The 6-1, 230-pound linebacker started his career in Morgantown in 1952. He played in 38 games for the Old Gold and Blue, nabbing an interception in his 1954 junior season before taking over placekicking duties in his All-American senior year.
“He was a good player first of all, but he was smart,” WVU writer Jon Antonik told WBOY in 2020. “The thing about Sam Huff is he was a very intelligent player, and he knew how to market himself.”
Huff was selected by New York in the third round of the 1956 NFL Draft, appearing in all 12 regular season games as a rookie and starting 10. On Dec. 30 of that year, he got the start in the only postseason game for the Giants, the NFL Championship, which he helped New York win over the Chicago Bears 47-7.
During his eight-year stint in New York, Huff gained so much notoriety as a four-time Pro Bowler and two-time First-team All-Pro selection that he became the first NFL player to make the cover of TIME magazine in 1959. CBS featured him in a 1960 television special, “The Violent World of Sam Huff.” Broadcaster Walter Cronkite followed Huff, who was wired-for-sound, as he played an exhibition game to display his experience as a middle linebacker.

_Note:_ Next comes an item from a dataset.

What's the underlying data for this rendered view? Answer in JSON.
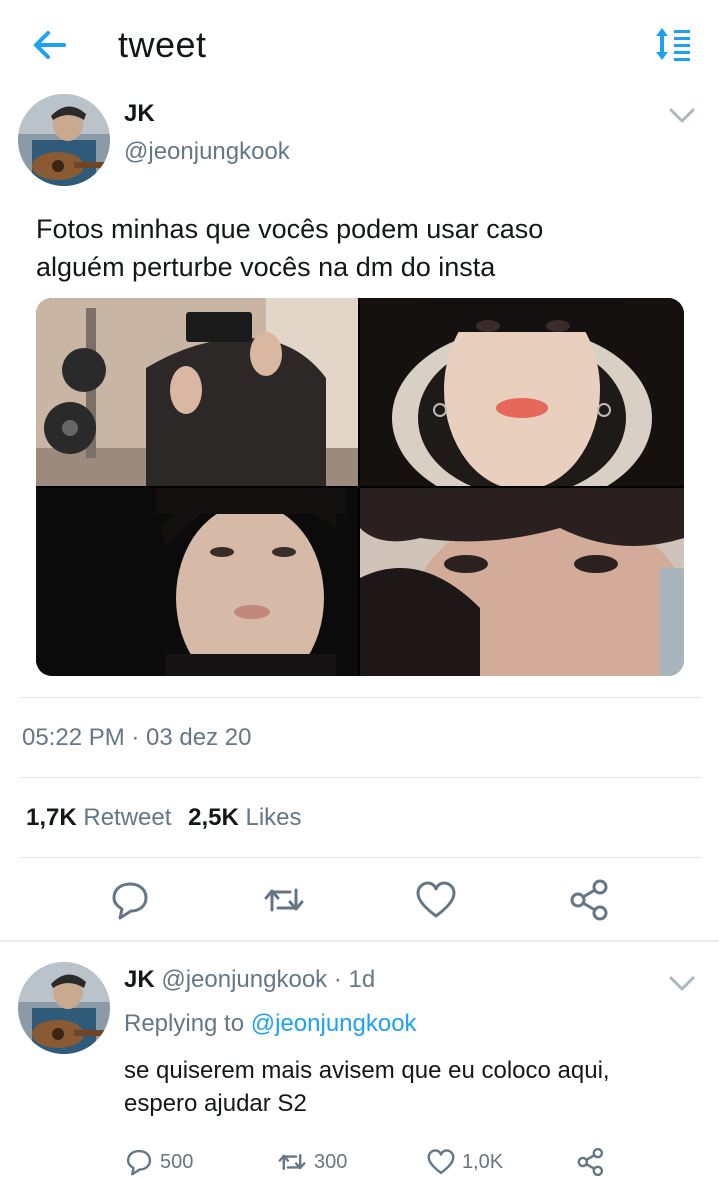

“Defensive players had never had that before, it was offensive players,” Antonik said. “But I know for a fact that there were a lot of defensive players that credited Sam with raising their salaries because for the first time there was an importance and a value to defensive play.”
Huff went on to play another five seasons with Washington, earning his final Pro Bowl selection in 1964. He played his final pro season in 1969.
After his playing career ended, he broadcast locally-shown WVU games before working for both the Giants and Washington until he retired in 2012.
Back at WVU, Huff became the second Mountaineer to have his number retired, as his No. 75 now hangs inside Milan Puskar Stadium. The Giants inducted him into their Ring of Honor and Washington inducted him into its Ring of Fame.
The NFL has been keen to name Huff one of the best players in the history of the league. A 2010 ranking of the league’s best players featured him at No. 93.
In his 13-year NFL career, which occurred before tackles were a recorded stat, Huff racked up 30 interceptions and scored two touchdowns in 168 appearances.